I turned to see an orthodox Jewish man in the seat next to me wearing a yarmulka and a prayer shawl under his coat. In my lap was a quilting magazine which had obviously captured his attention. We were both on a plane bound for Portland, Oregon and the International Quilt Market, a wholesale trade show.
It was one of my first forays outside the circle of church conferences that although while spanned the world seemed all too closed off from real people. Years ago I had realized one day that as a pastor’s wife, the only non-Christian I saw each month was the hairdresser or perhaps the checker at the grocery store. My life was imprisoned in a circle of people who for the most part seemed afraid of “THEM” out there.
But now, twenty some odd years later, at the age of fifty-three, I had lost a measure of concern about what people thought and had decided to follow a rising flow of interest in a new hobby and help my friend, Alice, with her booth at the quilt market. This “mistake” landed me next to a man who was curious about things in my life. For the next three hours we talked about loving God, finding common ground in the God of Abraham, Isaac and Jacob and the characters we both loved so well from the scriptures.
I cleverly disguised myself as a normal person, and purposely didn’t tell him I was a minister. This led to a delightful conversation that rose above religious walls. He was deeply sincere and zealous for the Law, so I gave him my banana so he could keep kosher on the flight and still have something to eat.
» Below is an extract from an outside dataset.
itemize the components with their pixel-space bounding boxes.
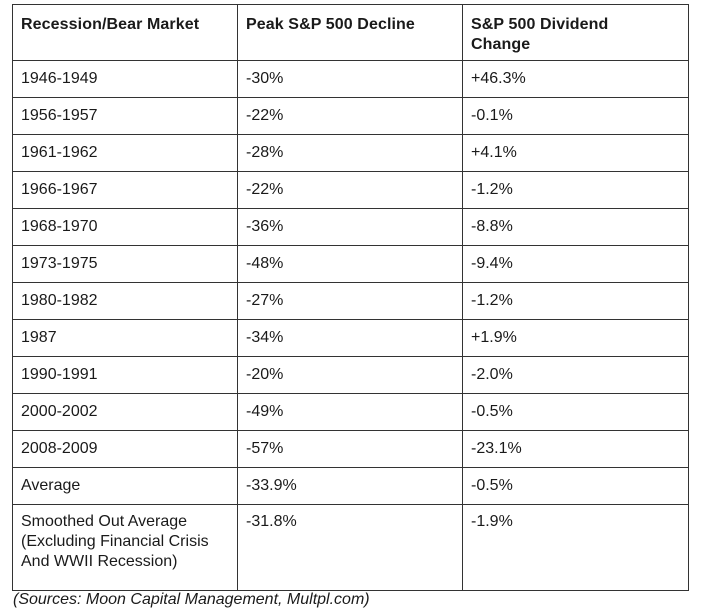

Three times he said to me incredulously, "I’ve never met anyone like you before.” Finally, as we landed, he asked, “What do you do?” “I’m a Christian minister.”
“I thought so!” he replied .
While I didn’t “pray the prayer” with him, I somehow knew that God had used me to turn the hands of his spiritual clock a few minutes further toward the moment when he would.
At the quilt market I met my friend, Alice, who seemed severely lacking in encouragement. Danna Kay, my sister, and I helped Alice with her booth, and I found myself speaking authoritatively to passersby about quilting, something I knew next to nothing about. What I did know about was writing books.
Finally, my frustration with Alice’s undiscovered creative genius got to me. I took her by the arm and “dragged” her to the booth of a nationally known craft book publisher. She came away with the promise of a contract and her face beaming. I was having a ball. The gifts of the Holy Spirit were working with normal people.
Three weeks later, Jill Austin came to our church and prophesied that I would have an entrepreneur’s anointing to link people in and outside the church and that it would have something to do with quilting.
Within days I found myself networking people from four nations in and outside the church to sew and to teach sewing to the poor, and I’m having fun. Wherever I’ve shared about my vision to “stitch for the nations” closet sewing and quilting professionals have come to me wanting to help.
I’ve scaled the prison walls now and am in contact with real people, some who even swear and a have need for Jesus, and He’s touching them. I’m seeing the River touch the Dead Sea and the “leaven of the kingdom” beginning to work.
And I’m not the only one. This issue is filled with testimonies and articles by business leaders and others who have found the joy of giving away the blessing in the marketplace. As we approach this holiday season, maybe you will be inspired to give to those around you the greatest gift you have to give, your friendship with the God who is crazy about them.